Staying at home should be an empowering decision

If any working mother thinks that dropping off her crying or sick toddler is somehow empowering or a nod to feminism, she clearly needs a reality check.

You are not teaching your young child some philosophical lesson in egalitarianism.

What you are actually teaching your child is that even if he or she would prefer to be with you, mommy's desire to be out in the working world (even at a financial loss) is more important. Mommy's need to be around other adults is more important than her need to be around you.

Instead, we need to allow more women who choose to stay home to feel pride in that decision.

Stay-at-home moms can explain to their children (when their kids are old enough to understand) that they were happy to take a few years off (even if it meant accepting financial sacrifices) because raising children is a worthwhile and noble pursuit.

If Megan Lee Shulman feels embarrassed to say such things to her own children one day, then perhaps she can tell them that their mother is so smart and good with numbers that she realized it makes zero sense to be away from them all day when daycare fees exceed her after tax income. Rather than spending every dime she makes -- plus the monetary contributions of well-meaning family members -- perhaps Shulman can be a full-time mom and be confident in her decision because it is both financially and emotionally sound.

Or perhaps she can explain to her three children that mommy is a proud and strong feminist who would not want to accept financial donations from family in order to pay for child care.

Unfortunately, our society seems hell-bent on outsourcing child care, no matter the cost.

Cheaper daycare won't solve the problem

A new report commissioned by the City of Toronto is calling for lower daycare fees and greater subsidies.

The recommendations include fee subsidies for every qualifying parent, capping child care costs at 10 per cent of family income or charging no more than $20 per day, per child.

Rather than trying to get cheap daycare (which parents would still pay for through higher taxes) we should make it more acceptable and affordable for mothers to stay home.

Maybe we should ask why managers or those responsible for hiring would hold it against a woman if she chooses to be out of the working world for five or ten years.
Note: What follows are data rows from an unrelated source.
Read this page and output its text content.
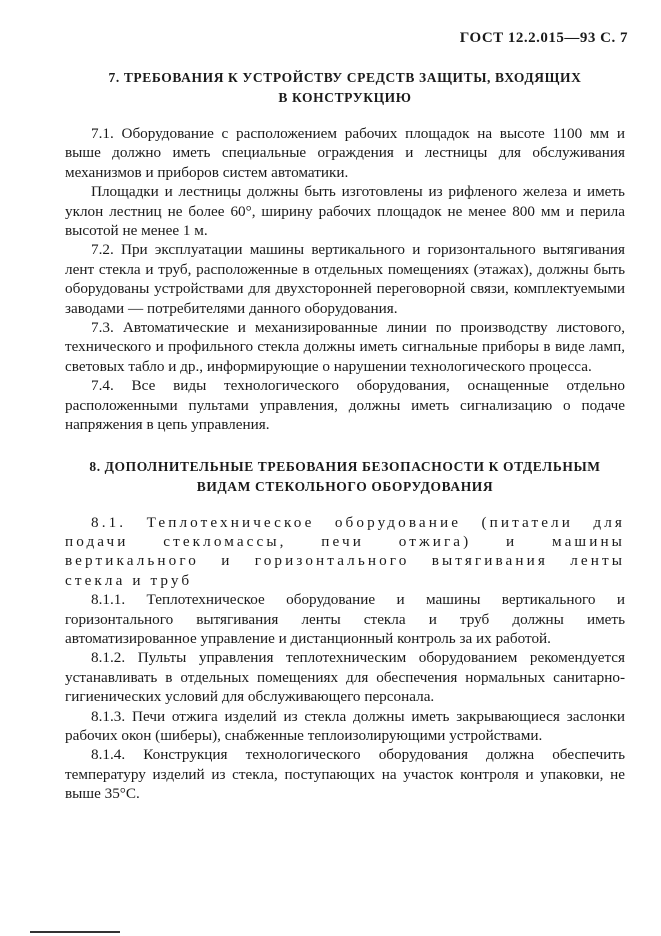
ГОСТ 12.2.015—93 С. 7
7. ТРЕБОВАНИЯ К УСТРОЙСТВУ СРЕДСТВ ЗАЩИТЫ, ВХОДЯЩИХ
В КОНСТРУКЦИЮ

7.1. Оборудование с расположением рабочих площадок на высоте 1100 мм и выше должно иметь специальные ограждения и лестницы для обслуживания механизмов и приборов систем автоматики.

Площадки и лестницы должны быть изготовлены из рифленого железа и иметь уклон лестниц не более 60°, ширину рабочих площадок не менее 800 мм и перила высотой не менее 1 м.

7.2. При эксплуатации машины вертикального и горизонтального вытягивания лент стекла и труб, расположенные в отдельных помещениях (этажах), должны быть оборудованы устройствами для двухсторонней переговорной связи, комплектуемыми заводами — потребителями данного оборудования.

7.3. Автоматические и механизированные линии по производству листового, технического и профильного стекла должны иметь сигнальные приборы в виде ламп, световых табло и др., информирующие о нарушении технологического процесса.

7.4. Все виды технологического оборудования, оснащенные отдельно расположенными пультами управления, должны иметь сигнализацию о подаче напряжения в цепь управления.

8. ДОПОЛНИТЕЛЬНЫЕ ТРЕБОВАНИЯ БЕЗОПАСНОСТИ К ОТДЕЛЬНЫМ
ВИДАМ СТЕКОЛЬНОГО ОБОРУДОВАНИЯ

8.1. Теплотехническое оборудование (питатели для подачи стекломассы, печи отжига) и машины вертикального и горизонтального вытягивания ленты стекла и труб

8.1.1. Теплотехническое оборудование и машины вертикального и горизонтального вытягивания ленты стекла и труб должны иметь автоматизированное управление и дистанционный контроль за их работой.

8.1.2. Пульты управления теплотехническим оборудованием рекомендуется устанавливать в отдельных помещениях для обеспечения нормальных санитарно-гигиенических условий для обслуживающего персонала.

8.1.3. Печи отжига изделий из стекла должны иметь закрывающиеся заслонки рабочих окон (шиберы), снабженные теплоизолирующими устройствами.

8.1.4. Конструкция технологического оборудования должна обеспечить температуру изделий из стекла, поступающих на участок контроля и упаковки, не выше 35°С.
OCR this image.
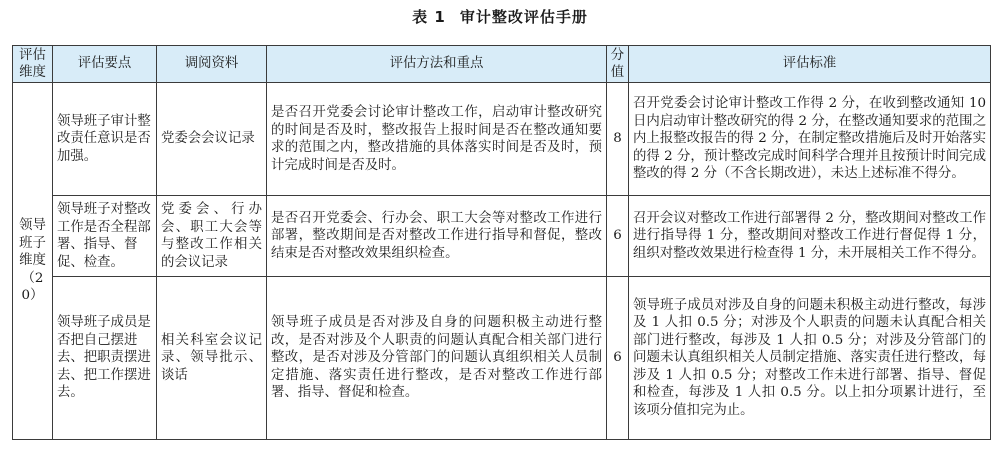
表 1 审计整改评估手册
评估维度	评估要点	调阅资料	评估方法和重点	分值	评估标准
领导班子维度
（20）	领导班子审计整改责任意识是否加强。	党委会会议记录	是否召开党委会讨论审计整改工作，启动审计整改研究的时间是否及时，整改报告上报时间是否在整改通知要求的范围之内，整改措施的具体落实时间是否及时，预计完成时间是否及时。	8	召开党委会讨论审计整改工作得 2 分，在收到整改通知 10 日内启动审计整改研究的得 2 分，在整改通知要求的范围之内上报整改报告的得 2 分，在制定整改措施后及时开始落实的得 2 分，预计整改完成时间科学合理并且按预计时间完成整改的得 2 分（不含长期改进），未达上述标准不得分。
	领导班子对整改工作是否全程部署、指导、督促、检查。	党委会、行办会、职工大会等与整改工作相关的会议记录	是否召开党委会、行办会、职工大会等对整改工作进行部署，整改期间是否对整改工作进行指导和督促，整改结束是否对整改效果组织检查。	6	召开会议对整改工作进行部署得 2 分，整改期间对整改工作进行指导得 1 分，整改期间对整改工作进行督促得 1 分，组织对整改效果进行检查得 1 分，未开展相关工作不得分。
	领导班子成员是否把自己摆进去、把职责摆进去、把工作摆进去。	相关科室会议记录、领导批示、谈话	领导班子成员是否对涉及自身的问题积极主动进行整改，是否对涉及个人职责的问题认真配合相关部门进行整改，是否对涉及分管部门的问题认真组织相关人员制定措施、落实责任进行整改，是否对整改工作进行部署、指导、督促和检查。	6	领导班子成员对涉及自身的问题未积极主动进行整改，每涉及 1 人扣 0.5 分；对涉及个人职责的问题未认真配合相关部门进行整改，每涉及 1 人扣 0.5 分；对涉及分管部门的问题未认真组织相关人员制定措施、落实责任进行整改，每涉及 1 人扣 0.5 分；对整改工作未进行部署、指导、督促和检查，每涉及 1 人扣 0.5 分。以上扣分项累计进行，至该项分值扣完为止。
If stay-at-home mothers are in fact discriminated against when attempting to re-enter the work force, then that is a discussion that feminists should address and tackle.

There is something profoundly wrong with any society or government that wants to minimize the role parents play in a young child's life.
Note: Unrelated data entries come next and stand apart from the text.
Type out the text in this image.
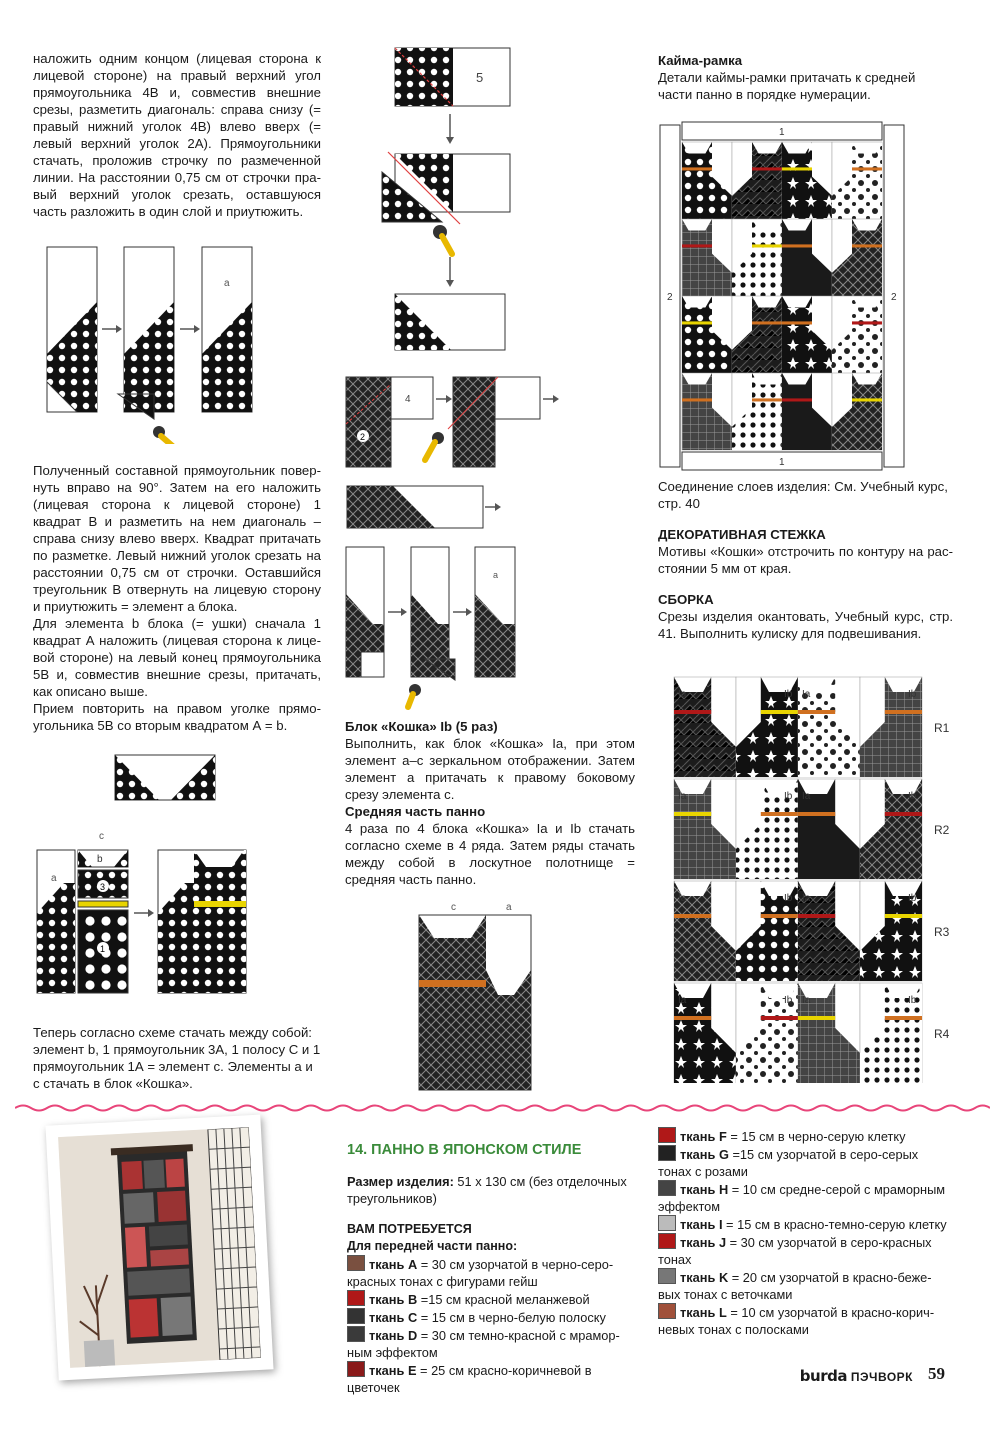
наложить одним концом (лицевая сторона к лицевой стороне) на правый верхний угол прямоугольника 4В и, совместив внешние срезы, разметить диагональ: справа снизу (= правый нижний уголок 4В) влево вверх (= левый верхний уголок 2А). Прямоугольники стачать, проложив строчку по размеченной линии. На расстоянии 0,75 см от строчки правый верхний уголок срезать, оставшуюся часть разложить в один слой и приутюжить.

a

Полученный составной прямоугольник повернуть вправо на 90°. Затем на его наложить (лицевая сторона к лицевой стороне) 1 квадрат В и разметить на нем диагональ – справа снизу влево вверх. Квадрат притачать по разметке. Левый нижний уголок срезать на расстоянии 0,75 см от строчки. Оставшийся треугольник В отвернуть на лицевую сторону и приутюжить = элемент а блока.

Для элемента b блока (= ушки) сначала 1 квадрат А наложить (лицевая сторона к лицевой стороне) на левый конец прямоугольника 5В и, совместив внешние срезы, притачать, как описано выше.

Прием повторить на правом уголке прямоугольника 5В со вторым квадратом А = b.

a
c
b
3
1

Теперь согласно схеме стачать между собой: элемент b, 1 прямоугольник 3А, 1 полосу С и 1 прямоугольник 1А = элемент с. Элементы а и с стачать в блок «Кошка».

5
4
2
a

Блок «Кошка» Ib (5 раз)

Выполнить, как блок «Кошка» Ia, при этом элемент а–с зеркальном отображении. Затем элемент а притачать к правому боковому срезу элемента с.

Средняя часть панно

4 раза по 4 блока «Кошка» Ia и Ib стачать согласно схеме в 4 ряда. Затем ряды стачать между собой в лоскутное полотнище = средняя часть панно.

c	a

Кайма-рамка

Детали каймы-рамки притачать к средней части панно в порядке нумерации.

1
1
2	2

Соединение слоев изделия: См. Учебный курс, стр. 40

ДЕКОРАТИВНАЯ СТЕЖКА

Мотивы «Кошки» отстрочить по контуру на расстоянии 5 мм от края.

СБОРКА

Срезы изделия окантовать, Учебный курс, стр. 41. Выполнить кулиску для подвешивания.

Ia	Ib Ia	Ib
R1
Ia	Ib Ia	Ib
R2
Ia	Ib Ia	Ib
R3
Ia	Ib Ia	Ib
R4

14. ПАННО В ЯПОНСКОМ СТИЛЕ

Размер изделия: 51 x 130 см (без отделочных треугольников)

ВАМ ПОТРЕБУЕТСЯ

Для передней части панно:

ткань А = 30 см узорчатой в черно-серо-красных тонах с фигурами гейш

ткань B =15 см красной меланжевой

ткань C = 15 см в черно-белую полоску

ткань D = 30 см темно-красной с мраморным эффектом

ткань E = 25 см красно-коричневой в цветочек

ткань F = 15 см в черно-серую клетку

ткань G =15 см узорчатой в серо-серых тонах с розами

ткань H = 10 см средне-серой с мраморным эффектом

ткань I = 15 см в красно-темно-серую клетку

ткань J = 30 см узорчатой в серо-красных тонах

ткань K = 20 см узорчатой в красно-бежевых тонах с веточками

ткань L = 10 см узорчатой в красно-коричневых тонах с полосками

burda ПЭЧВОРК 59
As for Shulman, I have no idea what her job is or what her exact salary might be, but according to the news story, she appears to be making some questionable choices.

Personally, I would suggest that women consider staying home with their young children if working is actually costing them money (and even if it isn't). Perhaps someone in that position could open up a home daycare instead. This would not only save you the high fees associated with daycare, but would also allow you to be with your child while also earning an income.

Let's ask the tough questions

There is something profoundly wrong with any society or government that wants to minimize the role parents play in a young child's life.

We need to do better and be better, for the sake of our kids.

Cheap daycare is not the solution.

Enriching children with present and engaged parents is clearly the better option.

Now we need to ask the really tough questions:

Why are so many working mothers perfectly comfortable in their decision to outsource their child's care? And why don't more mothers want to spend time with their kids?